The generated json file looks like this:

{ "camera_data": { "width": 640, "height": 480, "camera_look_at": { "at": [ -0.0, 1.0, -7.549790126404332e-08 ], "eye": [ -0.0, 25.0, -0.0 ], "up": [ 1.0, 0.0, 0.0 ] }, "intrinsics": { "fx": 772.5484890407986, "fy": 772.5484890407986, "cx": 0.0, "cy": 0.0 } }, "objects": [ { "class": "Ketchup", "name": "Ketchup_000", "visibility": 1946, "projected_cuboid": [ [ 224.19110758149313, 116.15143978821277 ], [ 212.46794541428113, 72.44711783175563 ], [ 251.225698693963, 120.73907352209227 ], [ 262.2133609618124, 159.82758583644204 ], [ 192.26477131843527, 128.60732524413984 ], [ 181.3122982956025, 84.92528896550124 ], [ 223.70554564229843, 131.38721399917722 ], [ 234.0947073360387, 170.44839703066373 ], [ 223.9288088155419, 124.3818062835901 ] ] } }

@nv-jeff could you check into this?

The JSON fields location and quaternion_xyzw are not required for training.

Could they be added if they want to use for testing?

pretty please!

Thanks for the reply. It would be useful if it has such information. However is it possible to generate pose labels (quaternion_xyzw and location) using PnP anyhow we have projected cuboid and 3D keypoints. And How accurate would that be?

Hah, yes, it could be added. We originally omitted it in order to keep the Blenderproc code as focused as possible on generating training data, but the information is in there if we need it. I will work on this and check it in when it's done and tested.

Thank you. Looking forward for it.

I have pushed a change which adds these two fields (location and quaternion_xyzw) to the JSON output. I also added a new script, validate_data.py which draws the cuboids using the information in a JSON file.
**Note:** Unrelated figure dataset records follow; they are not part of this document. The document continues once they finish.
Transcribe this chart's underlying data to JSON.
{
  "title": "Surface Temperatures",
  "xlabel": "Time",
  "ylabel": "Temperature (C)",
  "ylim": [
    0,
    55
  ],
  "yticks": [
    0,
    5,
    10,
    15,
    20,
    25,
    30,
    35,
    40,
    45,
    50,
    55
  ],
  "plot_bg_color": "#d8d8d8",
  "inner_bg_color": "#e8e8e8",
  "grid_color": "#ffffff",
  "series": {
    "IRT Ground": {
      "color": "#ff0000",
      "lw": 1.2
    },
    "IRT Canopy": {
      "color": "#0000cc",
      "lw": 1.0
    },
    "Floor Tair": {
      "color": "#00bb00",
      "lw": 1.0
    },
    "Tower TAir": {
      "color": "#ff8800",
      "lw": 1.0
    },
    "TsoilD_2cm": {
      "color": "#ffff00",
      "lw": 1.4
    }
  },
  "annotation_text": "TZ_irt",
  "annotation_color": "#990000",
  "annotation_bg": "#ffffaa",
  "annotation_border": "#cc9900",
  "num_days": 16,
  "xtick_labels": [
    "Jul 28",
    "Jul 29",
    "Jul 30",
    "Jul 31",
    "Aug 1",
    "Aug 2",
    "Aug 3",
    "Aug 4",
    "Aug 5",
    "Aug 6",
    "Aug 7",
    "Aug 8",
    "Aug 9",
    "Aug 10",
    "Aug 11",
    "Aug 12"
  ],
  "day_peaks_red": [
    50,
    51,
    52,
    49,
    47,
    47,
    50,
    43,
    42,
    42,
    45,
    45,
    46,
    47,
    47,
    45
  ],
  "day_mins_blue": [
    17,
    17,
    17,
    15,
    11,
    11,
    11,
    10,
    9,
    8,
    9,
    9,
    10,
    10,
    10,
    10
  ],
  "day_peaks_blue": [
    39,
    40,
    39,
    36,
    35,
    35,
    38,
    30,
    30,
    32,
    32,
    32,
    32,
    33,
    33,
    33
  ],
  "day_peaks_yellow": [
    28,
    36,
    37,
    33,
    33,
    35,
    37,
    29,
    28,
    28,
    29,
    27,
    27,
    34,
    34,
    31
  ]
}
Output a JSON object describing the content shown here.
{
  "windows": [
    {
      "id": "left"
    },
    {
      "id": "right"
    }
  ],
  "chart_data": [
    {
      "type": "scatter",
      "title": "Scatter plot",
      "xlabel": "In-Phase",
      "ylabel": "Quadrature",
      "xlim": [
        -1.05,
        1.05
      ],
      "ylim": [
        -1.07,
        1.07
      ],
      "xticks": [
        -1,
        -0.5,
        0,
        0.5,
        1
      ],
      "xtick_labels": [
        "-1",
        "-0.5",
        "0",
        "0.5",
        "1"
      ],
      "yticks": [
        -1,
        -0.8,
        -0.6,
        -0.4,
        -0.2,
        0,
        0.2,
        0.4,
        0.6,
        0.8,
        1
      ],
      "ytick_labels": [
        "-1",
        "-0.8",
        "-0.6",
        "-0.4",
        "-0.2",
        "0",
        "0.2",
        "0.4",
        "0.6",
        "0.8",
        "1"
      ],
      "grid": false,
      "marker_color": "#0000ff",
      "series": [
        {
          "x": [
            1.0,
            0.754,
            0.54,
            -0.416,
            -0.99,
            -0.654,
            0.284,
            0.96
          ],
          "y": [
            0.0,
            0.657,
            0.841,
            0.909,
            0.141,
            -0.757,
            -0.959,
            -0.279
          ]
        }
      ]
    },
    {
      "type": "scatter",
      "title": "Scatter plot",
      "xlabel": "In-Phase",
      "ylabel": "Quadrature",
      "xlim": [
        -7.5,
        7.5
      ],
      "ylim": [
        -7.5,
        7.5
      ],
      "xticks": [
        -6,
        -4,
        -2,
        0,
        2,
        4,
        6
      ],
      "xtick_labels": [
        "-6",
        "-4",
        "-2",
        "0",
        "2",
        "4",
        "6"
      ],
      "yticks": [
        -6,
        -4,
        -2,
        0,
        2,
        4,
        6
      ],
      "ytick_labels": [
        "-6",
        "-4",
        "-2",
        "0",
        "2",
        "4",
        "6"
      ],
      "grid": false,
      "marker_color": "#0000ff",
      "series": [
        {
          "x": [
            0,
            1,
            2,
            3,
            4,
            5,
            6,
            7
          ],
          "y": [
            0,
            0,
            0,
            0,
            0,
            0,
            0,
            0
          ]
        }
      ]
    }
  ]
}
Note: The order of projected_points has changed in this changelist! I found a transformation error in my code, which rotated the cuboid 180 degrees around the Z axis (the object's vertical axis). Older data is still valid for training, although it will think the back of an object is its front and vice versa, but should not be intermingled with data generated after this change.
The salient change was to the dope_order list on line 218 of generate_training_data.py if you wish to investigate. Note, too, that this change only affects the Blenderproc pipeline; the NVISII data generation scripts have not been changed.

Hey @nv-jeff

I have a question in dataset generation using Blenderproc. In this function in generate_training_data.py at line 182 we are calculating the 3D bounding box of the mesh. In my case I have only one mesh object every time the function is getting called it is printing the different values for the bbox ideally the bbox of the mesh should remain same right?

That function returns the object aligned bounding box coordinates in world coordinates (not in object coordinates), so it will be different if the pose of the object is different.